Trying to repeal Obamacare has long been a popular (if futile) Republican pastime. Now replacing Obamacare is catching on, at least among Republican presidential candidates. This would count as progress, except that none of their proposals quite meets the definition of "replacement."

The whole point of health-care reform is, or should be, relatively straightforward: providing the best possible health insurance to the largest possible number of people at the lowest possible cost. How do the candidates' various proposals fare under these criteria?

Under Wisconsin Governor Scott Walker's plan, released Tuesday, 6 million more people reportedly would have private health insurance than under Obamacare. How many would lose government-sponsored coverage, however, is left for voters to guess.

Senator Marco Rubio's outline, also unveiled last week, doesn't mention the effect on insurance levels at all. But it's unclear how any plan that rolls back the expansion of Medicaid, as both plans do, could insure as many people as Obamacare does through other means.

It also seems likely that the quality of that insurance, measured in the breadth of services covered and the share of costs borne by beneficiaries, would be lower, considering that Rubio and Walker would, among other things, lift Obamacare's provisions for essential benefits.

Universal health insurance isn't achieved by giving more people access to insurance plans that don't cover their basic medical needs at an out-of-pocket cost they can afford to pay. There are certainly ways to streamline and improve insurance-market regulations. But operating without any rules is no solution. Nor is leaving coverage requirements to the states and hoping for the best.

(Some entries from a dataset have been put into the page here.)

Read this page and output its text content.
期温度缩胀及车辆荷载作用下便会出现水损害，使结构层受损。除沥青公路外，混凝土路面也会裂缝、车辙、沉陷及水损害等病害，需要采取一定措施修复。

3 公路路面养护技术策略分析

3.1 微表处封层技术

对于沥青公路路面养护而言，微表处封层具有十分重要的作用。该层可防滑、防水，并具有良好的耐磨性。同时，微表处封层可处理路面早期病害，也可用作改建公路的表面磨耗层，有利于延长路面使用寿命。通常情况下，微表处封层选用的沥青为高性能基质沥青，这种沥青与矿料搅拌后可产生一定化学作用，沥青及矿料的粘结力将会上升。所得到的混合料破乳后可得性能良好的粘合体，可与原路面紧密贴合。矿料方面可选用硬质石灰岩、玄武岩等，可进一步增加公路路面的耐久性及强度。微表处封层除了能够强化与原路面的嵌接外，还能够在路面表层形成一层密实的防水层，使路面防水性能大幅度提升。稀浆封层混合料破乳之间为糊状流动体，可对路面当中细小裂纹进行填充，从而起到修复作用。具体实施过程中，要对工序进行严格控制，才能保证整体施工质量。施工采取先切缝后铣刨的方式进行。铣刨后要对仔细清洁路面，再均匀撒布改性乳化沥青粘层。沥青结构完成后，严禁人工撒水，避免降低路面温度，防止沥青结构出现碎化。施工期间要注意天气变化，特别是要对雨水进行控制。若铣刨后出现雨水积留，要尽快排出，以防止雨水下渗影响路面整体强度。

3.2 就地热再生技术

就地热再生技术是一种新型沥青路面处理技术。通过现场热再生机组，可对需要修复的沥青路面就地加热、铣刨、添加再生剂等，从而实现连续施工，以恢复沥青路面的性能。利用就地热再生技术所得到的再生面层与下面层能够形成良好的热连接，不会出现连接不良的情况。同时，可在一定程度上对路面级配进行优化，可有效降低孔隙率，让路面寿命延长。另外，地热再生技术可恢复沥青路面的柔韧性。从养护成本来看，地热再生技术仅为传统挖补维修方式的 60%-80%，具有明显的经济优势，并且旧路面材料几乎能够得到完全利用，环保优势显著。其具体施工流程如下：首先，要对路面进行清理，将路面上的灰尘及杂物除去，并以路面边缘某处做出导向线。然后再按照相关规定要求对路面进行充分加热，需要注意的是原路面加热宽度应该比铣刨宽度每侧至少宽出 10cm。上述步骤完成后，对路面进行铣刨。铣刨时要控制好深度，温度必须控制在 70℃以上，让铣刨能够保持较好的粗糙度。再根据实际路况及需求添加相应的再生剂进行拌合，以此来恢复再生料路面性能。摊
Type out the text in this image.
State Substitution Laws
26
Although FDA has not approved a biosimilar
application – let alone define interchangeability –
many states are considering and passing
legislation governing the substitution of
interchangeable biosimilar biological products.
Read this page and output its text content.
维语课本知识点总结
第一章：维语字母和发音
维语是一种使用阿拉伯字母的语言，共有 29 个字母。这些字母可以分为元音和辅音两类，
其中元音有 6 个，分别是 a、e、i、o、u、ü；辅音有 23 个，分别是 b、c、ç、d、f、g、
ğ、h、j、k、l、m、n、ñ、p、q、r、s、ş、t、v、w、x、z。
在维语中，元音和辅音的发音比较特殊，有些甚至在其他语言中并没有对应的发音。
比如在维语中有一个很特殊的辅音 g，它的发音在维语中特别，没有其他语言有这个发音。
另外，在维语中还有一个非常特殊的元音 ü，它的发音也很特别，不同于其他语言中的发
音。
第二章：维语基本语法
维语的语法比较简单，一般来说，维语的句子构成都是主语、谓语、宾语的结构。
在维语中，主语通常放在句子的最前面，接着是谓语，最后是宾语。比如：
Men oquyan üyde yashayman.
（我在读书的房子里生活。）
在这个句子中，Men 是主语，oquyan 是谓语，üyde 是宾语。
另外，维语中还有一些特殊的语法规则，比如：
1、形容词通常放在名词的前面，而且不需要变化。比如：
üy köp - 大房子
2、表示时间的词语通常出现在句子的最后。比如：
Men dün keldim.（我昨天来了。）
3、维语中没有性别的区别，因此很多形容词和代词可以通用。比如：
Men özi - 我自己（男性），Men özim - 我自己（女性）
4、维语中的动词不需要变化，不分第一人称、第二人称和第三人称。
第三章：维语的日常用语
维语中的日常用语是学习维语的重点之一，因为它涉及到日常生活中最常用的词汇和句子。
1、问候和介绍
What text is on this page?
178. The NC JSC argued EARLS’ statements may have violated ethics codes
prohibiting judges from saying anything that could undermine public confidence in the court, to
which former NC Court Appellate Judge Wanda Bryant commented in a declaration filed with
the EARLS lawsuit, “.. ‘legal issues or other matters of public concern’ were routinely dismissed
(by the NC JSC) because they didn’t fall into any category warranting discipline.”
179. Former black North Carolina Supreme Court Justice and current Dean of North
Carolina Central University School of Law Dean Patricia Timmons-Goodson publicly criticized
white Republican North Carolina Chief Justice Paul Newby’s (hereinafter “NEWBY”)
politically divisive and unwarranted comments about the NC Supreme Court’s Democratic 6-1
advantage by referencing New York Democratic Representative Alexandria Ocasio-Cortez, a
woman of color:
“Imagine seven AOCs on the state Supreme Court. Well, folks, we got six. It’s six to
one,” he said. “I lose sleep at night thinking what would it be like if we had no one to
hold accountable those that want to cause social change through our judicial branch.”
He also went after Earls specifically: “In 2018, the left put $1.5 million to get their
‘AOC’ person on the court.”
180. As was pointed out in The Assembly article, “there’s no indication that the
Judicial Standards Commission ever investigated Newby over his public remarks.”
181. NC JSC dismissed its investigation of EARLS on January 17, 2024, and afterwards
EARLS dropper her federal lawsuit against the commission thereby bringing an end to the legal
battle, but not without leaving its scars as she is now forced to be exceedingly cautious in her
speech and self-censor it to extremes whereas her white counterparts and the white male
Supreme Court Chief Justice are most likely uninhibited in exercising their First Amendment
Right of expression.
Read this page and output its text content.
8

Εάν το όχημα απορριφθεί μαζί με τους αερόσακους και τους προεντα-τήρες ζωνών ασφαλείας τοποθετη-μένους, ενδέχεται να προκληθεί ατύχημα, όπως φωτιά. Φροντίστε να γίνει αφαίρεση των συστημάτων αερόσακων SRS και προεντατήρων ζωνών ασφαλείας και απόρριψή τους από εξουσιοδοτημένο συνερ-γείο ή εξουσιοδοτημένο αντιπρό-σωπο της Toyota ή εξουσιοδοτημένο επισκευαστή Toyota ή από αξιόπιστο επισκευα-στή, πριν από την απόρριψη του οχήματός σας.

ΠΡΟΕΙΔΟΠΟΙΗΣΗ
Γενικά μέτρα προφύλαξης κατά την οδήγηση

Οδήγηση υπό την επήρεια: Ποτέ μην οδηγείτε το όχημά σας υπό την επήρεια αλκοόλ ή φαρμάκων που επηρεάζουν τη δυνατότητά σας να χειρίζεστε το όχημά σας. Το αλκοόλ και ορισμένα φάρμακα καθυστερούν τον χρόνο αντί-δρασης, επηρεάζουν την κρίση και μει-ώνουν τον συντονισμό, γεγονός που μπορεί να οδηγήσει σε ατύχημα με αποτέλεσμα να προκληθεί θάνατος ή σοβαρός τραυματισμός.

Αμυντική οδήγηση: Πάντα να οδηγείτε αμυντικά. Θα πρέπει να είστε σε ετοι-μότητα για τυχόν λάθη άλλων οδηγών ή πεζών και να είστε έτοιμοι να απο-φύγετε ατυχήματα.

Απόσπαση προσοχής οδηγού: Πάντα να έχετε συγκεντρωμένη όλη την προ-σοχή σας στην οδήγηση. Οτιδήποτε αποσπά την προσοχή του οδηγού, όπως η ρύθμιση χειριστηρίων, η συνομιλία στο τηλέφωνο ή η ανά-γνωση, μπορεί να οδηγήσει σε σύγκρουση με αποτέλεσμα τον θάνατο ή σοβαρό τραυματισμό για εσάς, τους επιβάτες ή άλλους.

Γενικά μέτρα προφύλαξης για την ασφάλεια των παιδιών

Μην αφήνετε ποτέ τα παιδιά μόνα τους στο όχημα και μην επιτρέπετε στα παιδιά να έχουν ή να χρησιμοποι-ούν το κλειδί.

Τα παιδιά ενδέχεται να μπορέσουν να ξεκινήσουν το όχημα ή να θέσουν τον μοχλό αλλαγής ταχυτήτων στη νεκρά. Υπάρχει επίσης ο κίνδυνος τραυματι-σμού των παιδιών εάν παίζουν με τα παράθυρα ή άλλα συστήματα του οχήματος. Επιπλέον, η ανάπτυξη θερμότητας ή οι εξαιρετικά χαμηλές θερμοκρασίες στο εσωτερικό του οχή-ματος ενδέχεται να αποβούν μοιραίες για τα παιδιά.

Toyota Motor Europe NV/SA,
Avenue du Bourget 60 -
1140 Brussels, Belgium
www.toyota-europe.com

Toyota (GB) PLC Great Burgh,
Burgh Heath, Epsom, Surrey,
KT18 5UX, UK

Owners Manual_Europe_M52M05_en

As for the other candidates, Louisiana Governor Bobby Jindal has a plan that includes replacing the tax exclusion for employer-sponsored plans with a standard tax deduction, but that is unlikely to maintain Obamacare levels of coverage.

Ohio Governor John Kasich says everyone should have health insurance, and he supports the expansion of Medicaid, but he says he doesn't like mandates. Donald Trump says he would replace Obamacare with "something terrific," and it would involve hospitals.

Finally, there's the question of cost. The Congressional Budget Office has repeatedly said that repealing Obamacare would add to the deficit, because the law's tax increases and cuts in Medicare raise or save more money than its new benefits cost. So to qualify as an improvement, any alternative proposal needs to reduce the deficit more than Obamacare does (about $137 billion over 10 years), while still covering the same number of people.

There's nothing precious about Obamacare. It's a massive, complicated and typographically challenged piece of legislation, whose shortcomings are significant and which requires more work. If a presidential candidate from either party can devise a better way to provide the same level of coverage to the same number of Americans at equal or lower cost, in a package that is likely to pass Congress and survive court challenges, great.